В память о счастливом избавлении от самой страшной из египетских казней на каждого еврея налагается вечная повинность: «…освяти Мне каждого первенца, разверзающего всякие ложесна между сынами Израилевыми, от человека до скота, [потому что] Мои они» (Исх. 13: 1, 2). Слова «посвящать» и «жертвовать» являются синонимами. Поэтому Моисей передает волю Божью, заменяя «освяти» на синонимическое выражение «приношу в жертву Господу все, разверзающее ложесна, мужеского пола»[10]. При этом Моисей вносит существенную редакционную поправку —«а всякого первенца из сынов моих выкупаю» (Исх. 13: 11—15). В этом разноречии между ясно выраженной волей Божьей и ее трансляцией косноязычным Моисеем наблюдается столкновение двух ритуальных традиций: исходного детоубийства и запрета на жертвоприношение себе подобных.
Благодаря Моисеевой редакции праздник выкупа первенца приобрел наряду с праздником Пасхи символический смысл проявления биологическими людьми душевных человеческих качеств — серебро заменило ребенка в обряде жертвоприношения: «Все, разверзающее ложесна у всякой плоти, которую приносят Господу, из людей и из скота, да будет твоим; только первенец из людей должен быть выкуплен, и первородное из скота нечистого должно быть выкуплено; а выкуп за них: начиная от одного месяца, по оценке твоей, бери выкуп пять сиклей серебра, по сиклю священному, который в двадцать гер; но за первородное из волов, и за первородное из овец, и за первородное из коз не бери выкупа: они святыня; кровью их окропляй жертвенник, и тук их сожигай в жертву, в приятное благоухание Господу» (Чис. 18: 15 — 17).
Выкуп первенца является одним из главных ритуалов иудаизма. Согласно приведенной заповеди, он осуществляется на тридцать первый день после рождения. Коген (священнослужитель) спрашивает у отца: «Что ты предпочитаешь — своего сына или пять шекелей?» Естественно, что в ответ отец вручает когену пять символических монет в качестве выкупа. (Оплата ассигнациями, банкнотами, чеками и кредитными карточками в данном случае не принимается.) После чего коген протягивает руку с монетами к голове ребенка и произносит фразу, непонятную вне жертвенного контекста: «Это — вместо того, это — замена того, это теряет свою силу благодаря тому»[11]. Жестокая ритуальная действительность настолько ужасна, что ее стыдливо заменяют местоимениями «это», «того», «тому». Примечательно, что набор эвфемизмов произносится над бокалом красного вина, символического заместителя крови.

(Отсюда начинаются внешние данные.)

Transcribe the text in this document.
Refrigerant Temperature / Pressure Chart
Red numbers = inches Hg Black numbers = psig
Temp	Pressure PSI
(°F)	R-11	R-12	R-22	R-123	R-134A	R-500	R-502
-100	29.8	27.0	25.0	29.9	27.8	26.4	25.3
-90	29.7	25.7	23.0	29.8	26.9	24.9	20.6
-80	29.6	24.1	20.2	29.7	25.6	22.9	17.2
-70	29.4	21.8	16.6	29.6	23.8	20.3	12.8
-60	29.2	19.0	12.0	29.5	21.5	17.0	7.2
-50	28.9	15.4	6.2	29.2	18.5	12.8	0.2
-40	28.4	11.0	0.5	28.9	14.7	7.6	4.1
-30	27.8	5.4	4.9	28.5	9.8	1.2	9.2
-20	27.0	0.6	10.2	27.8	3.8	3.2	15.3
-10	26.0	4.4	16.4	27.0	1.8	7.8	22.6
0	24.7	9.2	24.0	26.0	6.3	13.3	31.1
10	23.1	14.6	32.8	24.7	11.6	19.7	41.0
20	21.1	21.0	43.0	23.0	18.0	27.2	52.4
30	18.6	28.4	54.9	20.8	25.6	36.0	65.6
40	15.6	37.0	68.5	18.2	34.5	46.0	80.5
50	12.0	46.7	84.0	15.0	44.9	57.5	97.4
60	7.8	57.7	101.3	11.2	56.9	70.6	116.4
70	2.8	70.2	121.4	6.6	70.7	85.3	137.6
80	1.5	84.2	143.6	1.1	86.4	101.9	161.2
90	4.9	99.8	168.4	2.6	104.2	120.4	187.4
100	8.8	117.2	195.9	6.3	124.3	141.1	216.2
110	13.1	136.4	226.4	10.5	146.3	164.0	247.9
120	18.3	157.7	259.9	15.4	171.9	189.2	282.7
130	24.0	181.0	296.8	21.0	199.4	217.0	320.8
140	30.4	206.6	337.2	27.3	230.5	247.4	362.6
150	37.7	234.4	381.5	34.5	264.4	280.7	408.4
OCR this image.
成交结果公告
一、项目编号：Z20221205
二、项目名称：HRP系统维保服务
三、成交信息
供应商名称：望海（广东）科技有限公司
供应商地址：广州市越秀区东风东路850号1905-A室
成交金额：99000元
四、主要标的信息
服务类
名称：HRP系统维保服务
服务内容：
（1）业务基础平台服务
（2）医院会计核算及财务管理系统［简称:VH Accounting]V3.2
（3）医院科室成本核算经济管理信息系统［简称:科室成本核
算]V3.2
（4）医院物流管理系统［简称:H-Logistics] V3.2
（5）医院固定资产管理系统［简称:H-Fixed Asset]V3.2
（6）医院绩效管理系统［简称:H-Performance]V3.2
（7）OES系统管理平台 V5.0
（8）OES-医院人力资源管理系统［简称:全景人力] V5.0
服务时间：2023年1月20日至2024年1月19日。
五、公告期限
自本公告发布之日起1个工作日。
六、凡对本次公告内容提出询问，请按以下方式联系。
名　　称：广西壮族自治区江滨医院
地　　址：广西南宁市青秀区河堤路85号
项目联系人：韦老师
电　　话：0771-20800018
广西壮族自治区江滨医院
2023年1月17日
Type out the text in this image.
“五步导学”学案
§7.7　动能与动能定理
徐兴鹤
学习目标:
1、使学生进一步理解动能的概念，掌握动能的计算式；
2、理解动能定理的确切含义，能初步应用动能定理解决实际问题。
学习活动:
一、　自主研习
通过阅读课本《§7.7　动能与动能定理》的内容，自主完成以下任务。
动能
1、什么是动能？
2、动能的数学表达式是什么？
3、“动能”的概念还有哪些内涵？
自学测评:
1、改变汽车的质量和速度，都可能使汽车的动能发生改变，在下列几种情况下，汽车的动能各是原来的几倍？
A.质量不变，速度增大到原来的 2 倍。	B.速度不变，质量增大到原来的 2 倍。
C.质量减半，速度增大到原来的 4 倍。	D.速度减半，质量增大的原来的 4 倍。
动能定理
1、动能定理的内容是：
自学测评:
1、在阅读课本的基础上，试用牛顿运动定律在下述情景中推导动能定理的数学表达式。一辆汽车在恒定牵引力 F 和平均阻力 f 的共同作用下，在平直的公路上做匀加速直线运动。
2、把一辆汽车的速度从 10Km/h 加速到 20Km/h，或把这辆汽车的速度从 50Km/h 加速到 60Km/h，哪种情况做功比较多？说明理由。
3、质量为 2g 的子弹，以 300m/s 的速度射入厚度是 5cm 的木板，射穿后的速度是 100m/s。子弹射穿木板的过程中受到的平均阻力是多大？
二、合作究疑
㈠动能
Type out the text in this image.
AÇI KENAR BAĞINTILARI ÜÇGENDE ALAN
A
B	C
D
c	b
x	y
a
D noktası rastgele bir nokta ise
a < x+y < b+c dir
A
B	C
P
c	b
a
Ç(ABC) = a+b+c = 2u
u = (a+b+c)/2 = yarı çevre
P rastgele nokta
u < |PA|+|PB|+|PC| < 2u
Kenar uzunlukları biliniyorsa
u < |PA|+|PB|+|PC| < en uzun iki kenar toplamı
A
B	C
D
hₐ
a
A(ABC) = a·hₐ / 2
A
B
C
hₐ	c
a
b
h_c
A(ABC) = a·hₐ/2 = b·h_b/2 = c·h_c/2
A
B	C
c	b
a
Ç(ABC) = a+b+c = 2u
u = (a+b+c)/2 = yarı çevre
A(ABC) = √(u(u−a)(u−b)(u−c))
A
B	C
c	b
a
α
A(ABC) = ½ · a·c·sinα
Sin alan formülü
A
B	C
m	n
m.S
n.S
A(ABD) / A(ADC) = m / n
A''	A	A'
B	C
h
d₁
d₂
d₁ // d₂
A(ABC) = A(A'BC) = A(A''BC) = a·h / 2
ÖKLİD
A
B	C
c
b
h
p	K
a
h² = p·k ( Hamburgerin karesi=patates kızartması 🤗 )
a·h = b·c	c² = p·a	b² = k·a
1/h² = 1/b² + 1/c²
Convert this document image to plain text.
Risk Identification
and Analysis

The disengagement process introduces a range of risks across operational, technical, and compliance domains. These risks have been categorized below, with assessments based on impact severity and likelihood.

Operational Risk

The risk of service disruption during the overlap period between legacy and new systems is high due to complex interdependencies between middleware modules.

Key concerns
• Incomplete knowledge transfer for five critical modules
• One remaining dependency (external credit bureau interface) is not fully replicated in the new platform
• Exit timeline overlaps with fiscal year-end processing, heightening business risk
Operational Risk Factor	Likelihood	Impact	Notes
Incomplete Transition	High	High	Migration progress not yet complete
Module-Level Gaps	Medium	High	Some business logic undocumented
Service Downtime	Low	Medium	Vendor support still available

Замена детской жертвы выкупом свидетельствует, что окончательный отказ от детоубийственных ритуалов совершился уже в исторические времена, когда товарно-денежные отношения стали нормой. Это был важный шаг на пути от зверства к обретению человеческого облика. Анализ приведенных свидетельств позволяет проследить этапы гуманизации жертвоприношения: ребенок, частица сыновней плоти, ягненок, серебро.
Проводили сыновей своих и дочерей своих чрез огонь. Кроме очевидных следов обряда детских жертвоприношений в Библии содержатся и прямые указания на этот обычай у язычников Ханаана и сынов Израиля, отошедших от истинной веры.
В Пятикнижии сформулированы строжайшие табу избранному народу впадать в соблазн детских закланий: «Из детей твоих не отдавай на служение Молоху»(Лев. 18: 21); «Кто <…> даст из детей своих Молоху, тот да будет предан смерти…» (Лев. 20: 2).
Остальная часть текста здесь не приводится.